[MPWG] Not Echinacea, But Ginseng??!
Bob Beyfuss
rlb14 at cornell.edu
Fri Nov 4 11:01:22 CST 2005
The following was forwarded to me from a colleague at Cornell, the comments
below are from Richard Darlington <rbd1 at cornell.edu>
Bob
>>Note by RBD
>>
>>I thought it was very misleading to describe the effect of ginseng as
>>"small." The number of people who had two or more colds was reduced from
>>23% in the control group to 10% in the treatment group, and the average
>>duration of the colds that did occur was reduced from 11.1 days to 8.7
>>days. We have (10/23)*(8.7/11.1) = 0.34. Thus it seems that the total
>>number of days of colds in the treatment group was only about one-third
>>the number in the control group. And that's ignoring the fact that on the
>>days with colds, symptoms in the ginseng group were described as milder
>>than in the control group. Assuming that difference was fairly large, we
>>may be talking about an 80% reduction in total discomfort.

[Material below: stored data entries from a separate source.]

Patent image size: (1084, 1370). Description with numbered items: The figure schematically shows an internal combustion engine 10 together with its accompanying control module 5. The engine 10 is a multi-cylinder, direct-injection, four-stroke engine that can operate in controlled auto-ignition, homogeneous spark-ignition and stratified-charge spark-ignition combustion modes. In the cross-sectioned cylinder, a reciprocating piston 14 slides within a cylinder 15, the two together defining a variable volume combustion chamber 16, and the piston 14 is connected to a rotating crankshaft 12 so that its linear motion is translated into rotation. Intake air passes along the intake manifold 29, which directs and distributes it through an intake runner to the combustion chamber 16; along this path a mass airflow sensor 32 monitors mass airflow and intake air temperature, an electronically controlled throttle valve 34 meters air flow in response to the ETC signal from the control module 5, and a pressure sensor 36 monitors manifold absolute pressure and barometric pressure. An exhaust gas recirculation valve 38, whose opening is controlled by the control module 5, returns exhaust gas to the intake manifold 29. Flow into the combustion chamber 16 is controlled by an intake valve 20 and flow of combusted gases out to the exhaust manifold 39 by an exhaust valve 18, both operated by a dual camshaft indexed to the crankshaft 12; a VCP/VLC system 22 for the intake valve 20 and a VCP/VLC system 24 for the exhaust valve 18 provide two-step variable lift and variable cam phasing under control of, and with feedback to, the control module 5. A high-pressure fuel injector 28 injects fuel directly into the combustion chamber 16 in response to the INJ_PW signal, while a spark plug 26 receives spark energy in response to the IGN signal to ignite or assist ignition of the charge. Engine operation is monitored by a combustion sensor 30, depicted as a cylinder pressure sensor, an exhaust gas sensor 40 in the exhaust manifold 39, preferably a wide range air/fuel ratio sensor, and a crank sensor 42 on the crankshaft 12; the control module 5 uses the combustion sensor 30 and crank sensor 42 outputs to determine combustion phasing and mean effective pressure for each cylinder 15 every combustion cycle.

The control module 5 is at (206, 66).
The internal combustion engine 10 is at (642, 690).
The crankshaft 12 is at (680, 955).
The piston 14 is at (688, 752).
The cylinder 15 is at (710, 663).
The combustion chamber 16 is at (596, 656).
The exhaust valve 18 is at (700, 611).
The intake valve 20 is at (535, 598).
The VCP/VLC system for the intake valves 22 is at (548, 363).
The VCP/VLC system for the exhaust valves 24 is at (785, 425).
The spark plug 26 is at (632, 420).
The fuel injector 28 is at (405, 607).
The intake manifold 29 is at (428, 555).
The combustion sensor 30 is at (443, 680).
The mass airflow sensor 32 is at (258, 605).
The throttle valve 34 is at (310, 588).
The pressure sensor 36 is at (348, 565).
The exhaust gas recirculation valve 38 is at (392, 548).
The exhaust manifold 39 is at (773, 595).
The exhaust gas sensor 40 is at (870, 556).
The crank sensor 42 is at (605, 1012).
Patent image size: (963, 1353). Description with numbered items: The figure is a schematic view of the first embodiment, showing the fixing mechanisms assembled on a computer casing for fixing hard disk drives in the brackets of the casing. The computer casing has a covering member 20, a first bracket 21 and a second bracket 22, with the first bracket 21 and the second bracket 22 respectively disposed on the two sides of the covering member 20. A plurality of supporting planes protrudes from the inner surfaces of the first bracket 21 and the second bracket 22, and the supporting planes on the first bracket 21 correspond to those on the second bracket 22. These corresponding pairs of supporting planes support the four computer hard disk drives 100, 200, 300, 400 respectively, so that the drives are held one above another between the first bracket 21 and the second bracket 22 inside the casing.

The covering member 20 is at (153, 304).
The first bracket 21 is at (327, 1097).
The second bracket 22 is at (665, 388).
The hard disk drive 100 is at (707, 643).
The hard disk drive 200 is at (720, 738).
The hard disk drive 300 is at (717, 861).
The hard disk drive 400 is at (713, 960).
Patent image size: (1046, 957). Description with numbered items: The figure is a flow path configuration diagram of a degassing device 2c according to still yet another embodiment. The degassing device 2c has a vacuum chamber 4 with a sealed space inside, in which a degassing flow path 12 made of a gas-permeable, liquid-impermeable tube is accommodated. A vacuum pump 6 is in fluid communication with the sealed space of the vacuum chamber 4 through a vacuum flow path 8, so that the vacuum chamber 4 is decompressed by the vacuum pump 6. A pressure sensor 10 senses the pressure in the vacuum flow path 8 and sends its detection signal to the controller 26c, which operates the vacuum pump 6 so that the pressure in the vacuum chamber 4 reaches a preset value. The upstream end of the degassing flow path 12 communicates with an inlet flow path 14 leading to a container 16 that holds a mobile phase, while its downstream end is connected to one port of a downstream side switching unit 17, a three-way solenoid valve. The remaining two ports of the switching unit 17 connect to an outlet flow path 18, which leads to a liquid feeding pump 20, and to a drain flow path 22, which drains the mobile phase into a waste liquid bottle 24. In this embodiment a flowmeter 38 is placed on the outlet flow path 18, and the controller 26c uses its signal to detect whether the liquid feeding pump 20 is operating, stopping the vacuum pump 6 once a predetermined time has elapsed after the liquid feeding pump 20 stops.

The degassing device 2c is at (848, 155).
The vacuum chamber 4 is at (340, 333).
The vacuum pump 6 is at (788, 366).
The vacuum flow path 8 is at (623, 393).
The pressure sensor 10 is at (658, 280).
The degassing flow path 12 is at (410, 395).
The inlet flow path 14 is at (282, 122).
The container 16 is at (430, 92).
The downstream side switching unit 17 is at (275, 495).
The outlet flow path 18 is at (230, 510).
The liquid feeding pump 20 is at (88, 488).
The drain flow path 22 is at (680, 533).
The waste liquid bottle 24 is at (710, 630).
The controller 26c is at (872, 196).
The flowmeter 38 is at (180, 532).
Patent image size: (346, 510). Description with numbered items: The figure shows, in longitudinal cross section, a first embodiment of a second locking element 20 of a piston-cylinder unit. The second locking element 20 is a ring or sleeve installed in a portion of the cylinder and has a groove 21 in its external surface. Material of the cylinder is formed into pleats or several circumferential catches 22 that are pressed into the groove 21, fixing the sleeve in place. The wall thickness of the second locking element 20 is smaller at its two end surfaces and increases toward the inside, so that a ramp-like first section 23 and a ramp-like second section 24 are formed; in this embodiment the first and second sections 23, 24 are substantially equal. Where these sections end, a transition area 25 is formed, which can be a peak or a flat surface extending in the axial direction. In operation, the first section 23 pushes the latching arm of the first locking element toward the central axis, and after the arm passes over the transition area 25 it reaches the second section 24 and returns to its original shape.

At 07:47 PM 11/1/2005, myron hardesty wrote:
>ovember 1, 2005
>
>Ginseng May Reduce Number and Severity of Colds
>By NICHOLAS BAKALAR
>
>Ginseng, long recommended as a treatment for
><http://topics.nytimes.com/top/news/health/diseasesconditionsandhealthtopics/colds/index.html?inline=nyt-classifier>colds
>by proponents of herbal medicine, has gained some support in a controlled
>scientific experiment. Canadian researchers tested North American ginseng
>extract against a placebo and found that it had a small but significant
>effect in reducing the number and intensity of colds.
>
>The study, published in the Oct. 25 issue of The Canadian Journal of
>Medicine, tested 323 subjects. Volunteers were randomly assigned either to
>a group that took 200-milligram tablets of a commercial product with a
>known quantity of North American ginseng extract or to a group that took
>identical tablets of rice powder. An independent company randomly assigned
>the subjects, and neither the researchers nor the volunteers knew which
>pills were given to which participants.
>
>The subjects were asked to note their symptoms - runny nose, fever,
>headache, sore throat and six others - and to rank them on a scale from 0
>(no symptom) to 3 (severe symptom). The participants also kept logs of
>their symptoms, and the researchers called each volunteer once a month in
>the four-month study to make sure that they were taking their medicine.
>
>At the end of two months, the subjects returned any unused medicine, and
>they were given a second bottle of pills. They then returned the unused
>amounts from those bottles at the end of the study, which was conducted in
>2003-2004.
>
>Of those in the placebo group, 23 percent reported two or more colds over
>the winter. Ten percent of the ginseng group had two or more. When those
>in the ginseng group did have colds, their symptoms were milder, based on
>the 0 to 3 rankings, and they had one-third fewer days with symptoms than
>those on the placebo.
>
>The average duration of each cold was also lower in the ginseng group, 8.7
>days compared with 11.1 days for the placebo group. On every measure, the
>people taking the ginseng did better than those on the placebo.
>
>CV Technologies, the manufacturers of the ginseng-based cold treatment in
>the study, provided financial support for the study, but had no role in
>planning its design, collecting data or making decisions on preparing the
>manuscript for publication.
>
>Dr. Tapan Basu, a professor of nutritional biochemistry at the University
>of Alberta and the lead author on the study, emphasized that the results
>pertained only to the standardized product in the study, and not to
>ginseng in general. "This is not the same as a bottle of ginseng from just
>anywhere," Dr. Basu said.
>
>Dr. Ronald B. Turner, a professor of
><http://topics.nytimes.com/top/news/health/diseasesconditionsandhealthtopics/pediatrics/index.html?inline=nyt-classifier>pediatrics
>at the University of Virginia who wrote an editorial accompanying the
>paper, warned that the study was only a first step. "This is an unexpected
>result," he said, "and the proper way to deal with it is to see what
>happens when other people try to confirm it.
>
>"It's premature for the public to take off on this," he said.
>
>The authors acknowledged that ginseng's effects in the study, while
>statistically significant, were still quite modest. They also pointed out
>that their experiment, carried out in
><http://topics.nytimes.com/top/news/health/diseasesconditionsandhealthtopics/influenza/index.html?inline=nyt-classifier>flu
>season, was not set up to distinguish a cold from the flu.
>
>Nevertheless, the authors said, the results with ginseng were slightly
>better than those reported with common antiviral drugs. North American
>ginseng extract, they concluded, "appears to be an attractive natural
>prophylactic treatment for upper respiratory tract infections."